Experience in using SqlBulkCopy (massive data import) and experience in using sqlbulkcopy
Article reprinted original address: http://www.cnblogs.com/mobydick/archive/2011/08/28/2155983.html
Recently, due to the lazy work of previous designers, the extended information of a table is stored in a "key-value" table instead of in the paradigm. For example:
For each piece of information in the primary table, there are about 60 "keys". That is to say, each entry in the primary table requires 60 records to be inserted in the subtable.
It is estimated that the final data volume in the primary table is about 0.2 million, that is, 20x60 = 12 million records in the subtable. For the same type of "Master-Sub" tables, we have a total of four pairs, not to mention the query efficiency of these tables. Data Import once a day alone is a huge challenge for us.
Technorati label: SqlBulkCopy
Here I spoke about it. A 100,000-level database was designed to generate tens of millions of junk "designers. In addition, the original data insertion scheme was to generate an Insert statement for each piece of data and call ExecuteNoQuery one by one to execute the statement one by one. The consequence was that the 3000 master table records were used for the test, 3000x60x4 = 0.72 million pieces of data, completed in 7 hours, Performance 30 records/second. Later, he resigned, changed his individual, and then resigned in the second role. The third role was the next employee.
After the project was in my hands, I re-designed the software structure with my insistence. Because the database system has been used by another subsystem, I cannot change it, we had to find an efficient insertion method.

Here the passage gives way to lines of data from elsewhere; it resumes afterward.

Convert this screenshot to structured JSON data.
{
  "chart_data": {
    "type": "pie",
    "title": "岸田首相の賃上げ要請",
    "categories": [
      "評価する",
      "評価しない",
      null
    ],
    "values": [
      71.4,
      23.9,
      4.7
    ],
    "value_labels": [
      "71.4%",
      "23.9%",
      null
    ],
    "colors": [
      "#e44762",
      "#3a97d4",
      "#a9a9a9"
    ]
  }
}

At the beginning, I used multithreading and opened 10 threads to improve the performance to 300 records per second. It took about 40 minutes to insert test records. For 60 times more formal data, the 40-hour execution clearly does not meet our daily data import requirements.
Through Google, I found SqlBulkCopy.
After testing, I am very satisfied with the performance. If there are 4000 records/second, use it first. The focus of the next stage is to kill the "key-value" table.
During use, I also encountered some "inexplicable" problems. Write down them here for query.
- 2. The default time-out period of SqlBulkCopu is 30 seconds, 30x4000 = 12 thousand, which cannot meet the needs of one-time insertion of a single table and is changed to 3600 seconds.